Nelson avoue une peur paranoïaque d’user de langages totalisants et trop assertifs, tout en étant lasse, parfois, de lutter contre une part d’elle-même qui tend à noyer ses propos sous les marqueurs d’incertitude et de doute. Pourtant, elle comprend, avec raison, que sa fragilité énonciative a une valeur. Comme elle l’affirme : «there are many speakers I’d like to see do more trembling, more unknowing, more apologizing.» En lisant ces mots, j’ai évidemment pensé aux ambitions démesurées du roman de Franzen, presque anachroniques, qui diffèrent en tout de celles de Nelson. Purity aurait gagné à adopter ce tremblement dubitatif, et à observer la singularité des expériences, plutôt que de les uniformiser en les insérant de force dans des catégories figées aux allures de coquilles vides. 
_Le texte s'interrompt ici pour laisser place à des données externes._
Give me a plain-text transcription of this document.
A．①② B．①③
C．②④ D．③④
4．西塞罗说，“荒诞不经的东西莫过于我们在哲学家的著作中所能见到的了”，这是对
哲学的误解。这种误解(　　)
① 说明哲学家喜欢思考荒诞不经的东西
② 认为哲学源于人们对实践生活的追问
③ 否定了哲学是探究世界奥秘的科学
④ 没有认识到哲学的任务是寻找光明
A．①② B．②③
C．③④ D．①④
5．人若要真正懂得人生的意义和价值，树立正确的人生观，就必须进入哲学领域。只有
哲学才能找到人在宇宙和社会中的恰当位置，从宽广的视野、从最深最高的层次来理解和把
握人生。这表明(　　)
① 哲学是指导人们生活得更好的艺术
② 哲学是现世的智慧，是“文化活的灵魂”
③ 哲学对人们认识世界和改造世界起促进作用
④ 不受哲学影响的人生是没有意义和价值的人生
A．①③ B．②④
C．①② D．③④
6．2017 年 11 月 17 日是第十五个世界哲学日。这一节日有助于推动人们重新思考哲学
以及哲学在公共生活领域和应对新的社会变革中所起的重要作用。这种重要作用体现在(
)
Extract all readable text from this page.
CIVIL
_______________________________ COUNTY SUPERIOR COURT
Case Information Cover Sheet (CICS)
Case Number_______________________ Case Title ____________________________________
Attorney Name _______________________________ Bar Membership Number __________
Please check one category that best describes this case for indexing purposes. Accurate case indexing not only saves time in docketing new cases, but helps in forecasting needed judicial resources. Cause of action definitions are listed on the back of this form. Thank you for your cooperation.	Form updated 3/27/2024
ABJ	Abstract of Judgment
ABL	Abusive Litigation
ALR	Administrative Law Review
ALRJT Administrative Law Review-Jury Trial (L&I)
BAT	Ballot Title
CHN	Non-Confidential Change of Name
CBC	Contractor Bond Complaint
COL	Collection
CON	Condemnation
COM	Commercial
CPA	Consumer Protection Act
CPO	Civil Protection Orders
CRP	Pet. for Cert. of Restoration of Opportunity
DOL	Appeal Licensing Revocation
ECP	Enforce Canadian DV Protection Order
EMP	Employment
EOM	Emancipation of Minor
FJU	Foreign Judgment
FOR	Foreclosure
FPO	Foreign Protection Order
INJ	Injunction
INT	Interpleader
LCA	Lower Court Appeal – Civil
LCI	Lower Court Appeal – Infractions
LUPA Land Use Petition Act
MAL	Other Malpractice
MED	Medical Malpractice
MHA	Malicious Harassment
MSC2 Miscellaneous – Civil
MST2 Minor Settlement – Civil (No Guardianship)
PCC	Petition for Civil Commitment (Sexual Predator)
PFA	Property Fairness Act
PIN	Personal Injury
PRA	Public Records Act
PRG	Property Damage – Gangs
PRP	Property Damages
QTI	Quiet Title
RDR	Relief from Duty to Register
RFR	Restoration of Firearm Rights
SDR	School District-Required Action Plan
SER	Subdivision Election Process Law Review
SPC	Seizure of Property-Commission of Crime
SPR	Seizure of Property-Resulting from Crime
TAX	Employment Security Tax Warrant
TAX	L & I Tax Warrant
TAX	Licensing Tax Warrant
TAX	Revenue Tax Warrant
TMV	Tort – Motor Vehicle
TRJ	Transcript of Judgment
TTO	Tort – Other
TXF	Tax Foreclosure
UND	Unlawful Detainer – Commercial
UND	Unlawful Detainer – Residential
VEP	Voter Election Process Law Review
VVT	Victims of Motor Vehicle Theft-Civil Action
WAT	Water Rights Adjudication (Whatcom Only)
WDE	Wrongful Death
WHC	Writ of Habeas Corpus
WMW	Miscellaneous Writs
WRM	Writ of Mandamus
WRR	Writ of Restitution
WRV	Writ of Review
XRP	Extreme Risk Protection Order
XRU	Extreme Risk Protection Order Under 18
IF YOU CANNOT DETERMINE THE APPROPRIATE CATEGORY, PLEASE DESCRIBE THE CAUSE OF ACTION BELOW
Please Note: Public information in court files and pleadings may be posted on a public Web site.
[1] The Argonauts sera traduit en français aux Éditions Triptyque en 2017.

[2] Ses deux romans précédents, The Corrections (2001) et Freedom (2010), sont de bons exemples d’un usage efficace de la satire.

[3] Cette interprétation du mythe de l’Argo est attribuable en premier lieu à Roland Barthes, figure tutélaire pour Maggie Nelson. La structure de The Argonauts rappelle d’ailleurs de très près celle de La chambre claire.

[4] Notamment dans Bluets (2011), réflexion par fragments sur une constellation de mots similaires.